A co do wizyt to ja wiem że są co 2 tyg, tylko że on nie wspomniał ze mam iść do innego za 2 tyg, a ze mną umawiał się na wizytę za mies, więc głupia pomyślałam że tak ma być. Po którymś tyg to wizyty są chyba nawet co tydz.
tezmi się wydaje że upławy nie mogą być wodniste a co do wizytco 2tygodnie to moj lekarz nic nie mówi
Wiesz, ja się nie znam, ale jak na mój gust, to masz zasadowy odczyn moczu, a to chyba świadczy o jakimś zakażeniu? Tak w mądrych książkach wyczytałam.. Ja mam pH 7, mam brać witaminkę C, bo mocz powinien mieć kwaśny odczyn? Jeżeli się mylę, to mnie poprawcie. W dodatku te bakterie :baffled: Dziwne, że nie dostałaś skierowania.. może zrób ten posiew, dla pewności.. Albo jak na ktg będziesz, to powiedz, że niepokoją Cię te wyniki i chcesz posiew..

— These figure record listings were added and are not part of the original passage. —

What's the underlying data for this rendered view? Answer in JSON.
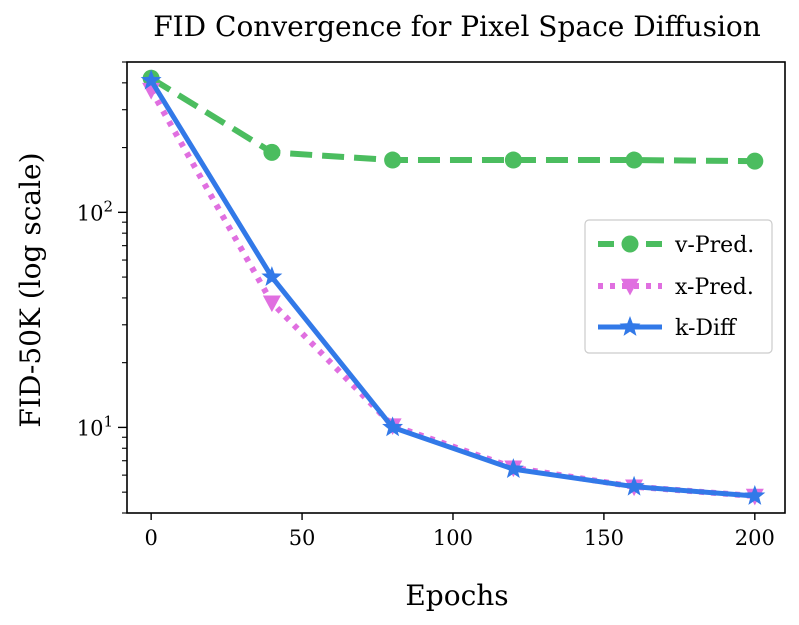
{
  "chart_data": {
    "type": "line",
    "title": "FID Convergence for Pixel Space Diffusion",
    "xlabel": "Epochs",
    "ylabel": "FID-50K (log scale)",
    "yscale": "log",
    "xlim": [
      -8,
      210
    ],
    "ylim": [
      4.0,
      500
    ],
    "x": [
      0,
      40,
      80,
      120,
      160,
      200
    ],
    "x_ticks": [
      "0",
      "50",
      "100",
      "150",
      "200"
    ],
    "y_ticks": [
      {
        "base": "10",
        "exp": "1"
      },
      {
        "base": "10",
        "exp": "2"
      }
    ],
    "legend_position": "center-right",
    "series": [
      {
        "name": "v-Pred.",
        "values": [
          420,
          190,
          175,
          175,
          175,
          173
        ],
        "color": "#4bbd5f",
        "style": "dashed",
        "marker": "circle"
      },
      {
        "name": "x-Pred.",
        "values": [
          370,
          38,
          10.2,
          6.5,
          5.3,
          4.8
        ],
        "color": "#e06fe0",
        "style": "dotted",
        "marker": "triangle-down"
      },
      {
        "name": "k-Diff",
        "values": [
          410,
          50,
          10,
          6.4,
          5.3,
          4.8
        ],
        "color": "#3279e8",
        "style": "solid",
        "marker": "star"
      }
    ]
  }
}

musze też swoje wyniki zobaczyć bo nigdy się nie zastanawiałam jutro to zrobie
 
reklama
Asheara ja dostałam skierowanie na posiewy, ale ja miałam leukocyty - 500, erytrocyty - 10 i bardzo liczne bakterie:shocked2:
Co do cytologii to myslę, że lekarz zrobi juz po porodzie, bo nawet jezeli nie wyjdzie dobra to i tak teraz nic z tym nie zrobią. Pamietaj tylko, żeby sie upomniec na pierwszej wizycie po.:tak:
Co do tych upławów, nie wiem czy to były wody czy nie ale ja w pierwszej ciąży miałąm tak mocne upławy, że nie mogłam wyjśc z domu bo dosłownie lało sie ze mnie.